As such, improving your regular credit score can result in increasing your insurance score. Here are some ways you can work on improving your credit score and credit-based insurance score at the same time:
- Focus on payment history. Your responsibility with managing your payments is crucial for each score type, so it's important to make it a priority. Set a goal to make all your debt payments on time. It might be helpful to set up automatic payments on your accounts. If you have any past-due accounts, work to get caught up as quickly as possible.

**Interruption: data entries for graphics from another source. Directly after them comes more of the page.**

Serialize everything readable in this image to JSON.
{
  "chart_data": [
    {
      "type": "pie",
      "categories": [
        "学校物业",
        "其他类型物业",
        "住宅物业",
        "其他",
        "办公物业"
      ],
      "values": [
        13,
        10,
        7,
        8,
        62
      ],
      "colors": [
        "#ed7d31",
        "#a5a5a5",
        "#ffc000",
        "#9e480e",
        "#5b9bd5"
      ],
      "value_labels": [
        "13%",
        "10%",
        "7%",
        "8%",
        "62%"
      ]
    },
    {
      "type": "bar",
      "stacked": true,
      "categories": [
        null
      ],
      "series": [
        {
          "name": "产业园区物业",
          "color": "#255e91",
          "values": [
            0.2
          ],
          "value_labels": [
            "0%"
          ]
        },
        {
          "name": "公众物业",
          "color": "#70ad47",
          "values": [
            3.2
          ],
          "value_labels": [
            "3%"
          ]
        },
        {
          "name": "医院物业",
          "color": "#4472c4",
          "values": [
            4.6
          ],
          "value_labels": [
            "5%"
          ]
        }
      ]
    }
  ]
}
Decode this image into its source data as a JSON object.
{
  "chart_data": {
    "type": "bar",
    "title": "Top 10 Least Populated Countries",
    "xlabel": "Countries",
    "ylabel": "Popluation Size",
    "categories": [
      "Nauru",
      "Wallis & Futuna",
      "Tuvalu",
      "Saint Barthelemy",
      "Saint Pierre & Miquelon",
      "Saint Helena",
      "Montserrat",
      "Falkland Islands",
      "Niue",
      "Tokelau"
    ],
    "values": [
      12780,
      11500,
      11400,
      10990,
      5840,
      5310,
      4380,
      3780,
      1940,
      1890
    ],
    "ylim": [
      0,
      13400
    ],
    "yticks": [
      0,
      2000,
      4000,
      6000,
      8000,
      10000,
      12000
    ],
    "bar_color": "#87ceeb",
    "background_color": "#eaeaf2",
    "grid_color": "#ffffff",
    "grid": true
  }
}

- Reduce your credit card debt. Having a balance on your credit card that's high relative to its credit limit can hurt your scores. The lower your credit utilization ratio—your balance divided by your limit—the better it is for your credit score.
- Gain authorized user status. If you have a loved one who has a credit card with a positive history, consider asking if you can be added to the account as an authorized user. Once you're on the account, its entire history will be added to your credit reports, which can help improve your scores.
- Keep old accounts. If you have old credit cards you no longer use, it's often wise to keep them open instead of closing them. Their positive history can continue to help maintain good credit because it will contribute to the length of your credit history and help you keep your overall credit utilization lower.
- Avoid new credit unless necessary. Virtually every time you apply for credit, the lender will run a hard inquiry on your credit reports, which can knock a few points off your credit score. And whenever you open a new credit account, it reduces your length of credit history, which impacts your length of history. Unless you absolutely need to take on new debt, it's usually best to avoid applying for both loans and credit cards.
- Dispute inaccurate credit information. Check your credit reports to make sure all the information found in them is accurate and up to date. If you find what you believe to be incorrect or fraudulent information, you can dispute it with the credit bureaus, who will revise or remove it if they can verify your claim.
As you take these and other steps to improve your credit score, you'll have a better chance of qualifying for better insurance rates, as well as more favorable rates when you apply for credit. Continue to check your credit score regularly to track your progress, and watch out for anything new that might damage your scores.
Once you've had a chance to increase your credit score, ask your insurance company upon renewal to reevaluate your situation to see if you can get a lower rate. If you don't want to wait, you can also request quotes from other insurers and compare them to what you're paying now, to see if you can save.
Continue to Monitor Your Credit for Financial Success
Building your credit history can help you qualify for better insurance rates, but avoid the urge to stop focusing on your credit score once you've accomplished that goal. With Experian's free credit monitoring service, you'll get free access not only to your FICO® Score powered by Experian data, but also to your Experian credit report, which is updated every 30 days.
You'll also get real-time alerts whenever there are changes to your credit report, such as new inquiries, new accounts and changes to your personal information.
As you continue to monitor your credit, you'll be able to spot potential issues and resolve them quickly. You'll also be able to see exactly how actions you take with your credit affect your scores. As you maintain a strong credit history, you'll continue to benefit from lower insurance rates, as well as interest rates.